The Finleys are part of the weekly prayer meeting at Drouin Presbyterian Church. Early on Wednesday mornings, Christina’s four kids take it in turns to come along with her. As old and young gather to talk to God, her kids sit and listen too, looking forward to brekky in the local café afterward.

Tom, Mary, Kate, and James really enjoy coming. When asked what they like about prayer group, they all excitedly said, “because we get to go out to breakfast with everyone after!” One member of the prayer group said the kids “fight for their turn”—and not just because they get pancakes or a milkshake. First they sit quietly through an hour of prayer, Christina says,

They usually draw or have a book in their lap. It may not seem like much, but prayer group has been a blessing to us, and I don’t underestimate the spiritual benefits to my kids, of just showing up. Prayer group is a place where we’re surrounded by people who are excited to point us to Jesus. It’s widened our eyes to the place prayer has in all of life, and impacted our prayer life at home too. 

Indeed. While others’ eyes are tightly shut, the kids are watching. Here’s what they notice:

Tom: Sometimes I time the prayers on my watch, to see which is the longest.
Mary: I like how everyone says ‘amen’ all the time while people are praying.
Kate: I like to count how many times everyone says Jesus!

I like to count how many times everyone says Jesus!

—Kate, 7yrs old

Prayer group is proving to be a blessing and encouragement to these four kids. It’s helping them think through what prayer is; it’s giving them models of prayer to imitate; it’s providing opportunities to develop intergenerational relationships with people in their church family, who they can love and learn from; and it’s providing them with an excuse to enjoy a delicious breakfast!

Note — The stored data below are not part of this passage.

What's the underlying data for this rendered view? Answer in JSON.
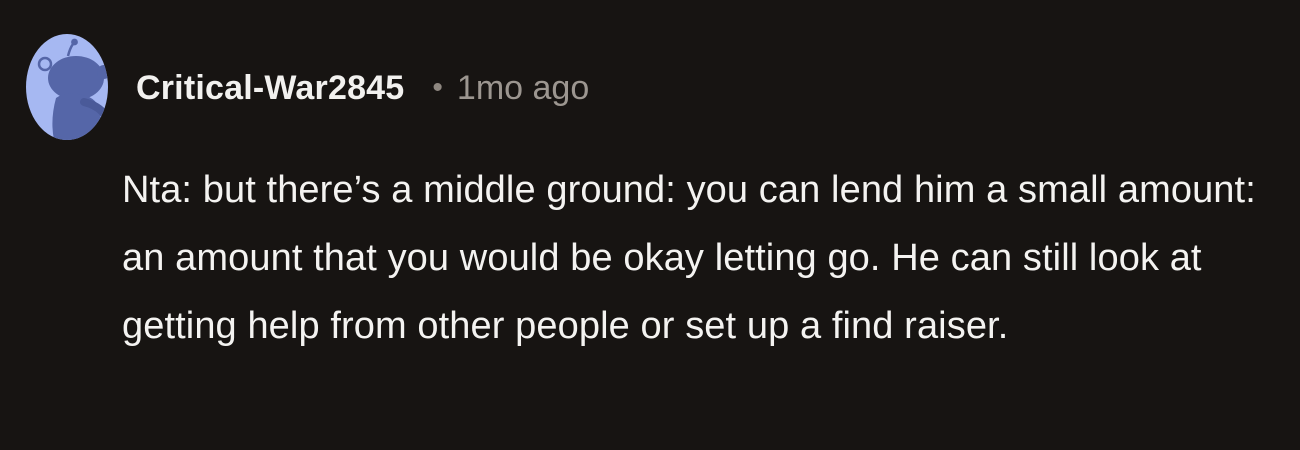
{
  "comment": {
    "username": "Critical-War2845",
    "separator": "•",
    "timestamp": "1mo ago",
    "text": "Nta: but there’s a middle ground: you can lend him a small amount: an amount that you would be okay letting go. He can still look at getting help from other people or set up a find raiser."
  },
  "colors": {
    "background": "#171412",
    "avatar_bg": "#a6b8f2",
    "avatar_figure": "#5566a8",
    "username": "#f2f1ef",
    "timestamp": "#9c9690",
    "body_text": "#f4f3f1"
  },
  "icons": {
    "avatar": "default-snoo-avatar-icon"
  }
}
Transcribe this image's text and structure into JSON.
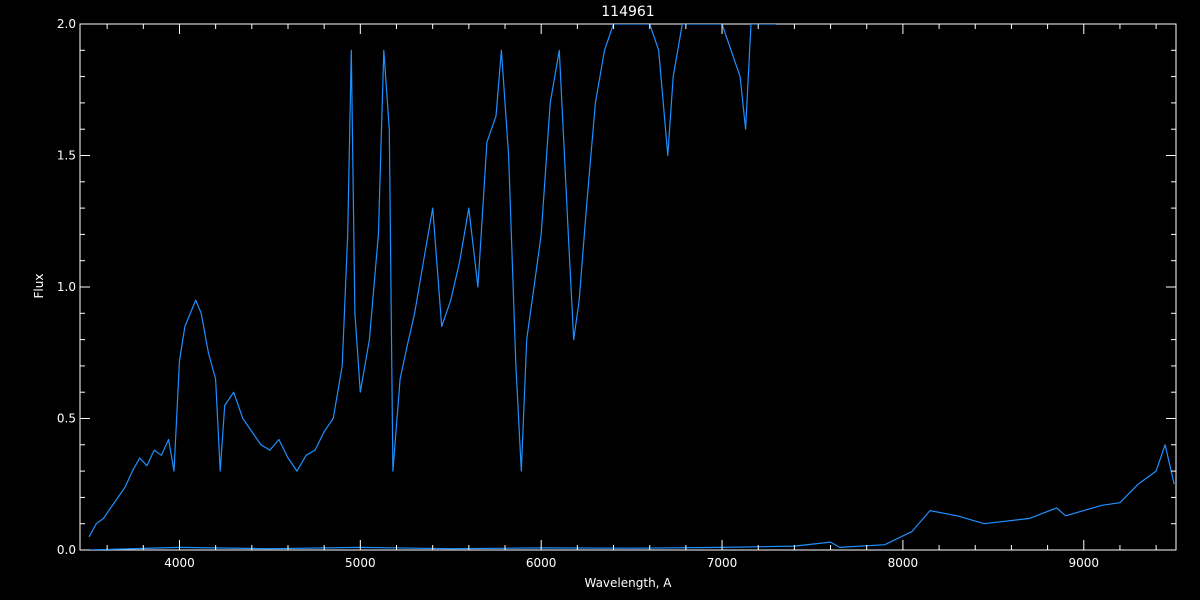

Other members of the prayer group were all eager to share the encouragement they felt in having the kids come. Albert reflected, “It’s really good. It shows that this group isn’t just for oldies, even if many of us are balding and have white hair.” Two self-described oldies who fit within that category are Wally and Anne. They said,

We were thrilled when Christina brought her kids. To see young people willing to give up their time—even if it means sitting quietly for an hour—is a delight. We love them. 

The Impact We Hope To See Later

Wally and Anne also emphasised their hope that the kids would reap benefits long into the future:

They seem to take it all in. Genuine prayers from the heart—that’s what we like the children to hear. All these different ways of talking to God. Even if they’re just listening. They hear it. And they realise it just comes from people’s hearts. And that they can do it too.
I [Anne] didn’t grow up trusting in Jesus, but I learnt many hymns and verses and prayers as a child. In times of trouble, what came to me? Those words I had stored up without even realising it. That’s what I want for these children too. To listen and learn from joining us in prayer, even if they don’t always understand in the moment. When the time comes, God will use it. Let them hear it early and enjoy it early—even if they’re only listening. It’ll come to them later.

This is certainly the impact we hope and pray for. Even now, we rejoice in seeing the fruit already being produced in the Finley children. May our prayers for the children we know imitate the prayer so often prayed between the cold hours of 7 and 8 on a Wednesday morning: “may Tom, Mary, Kate, and James never know a day apart from Jesus.”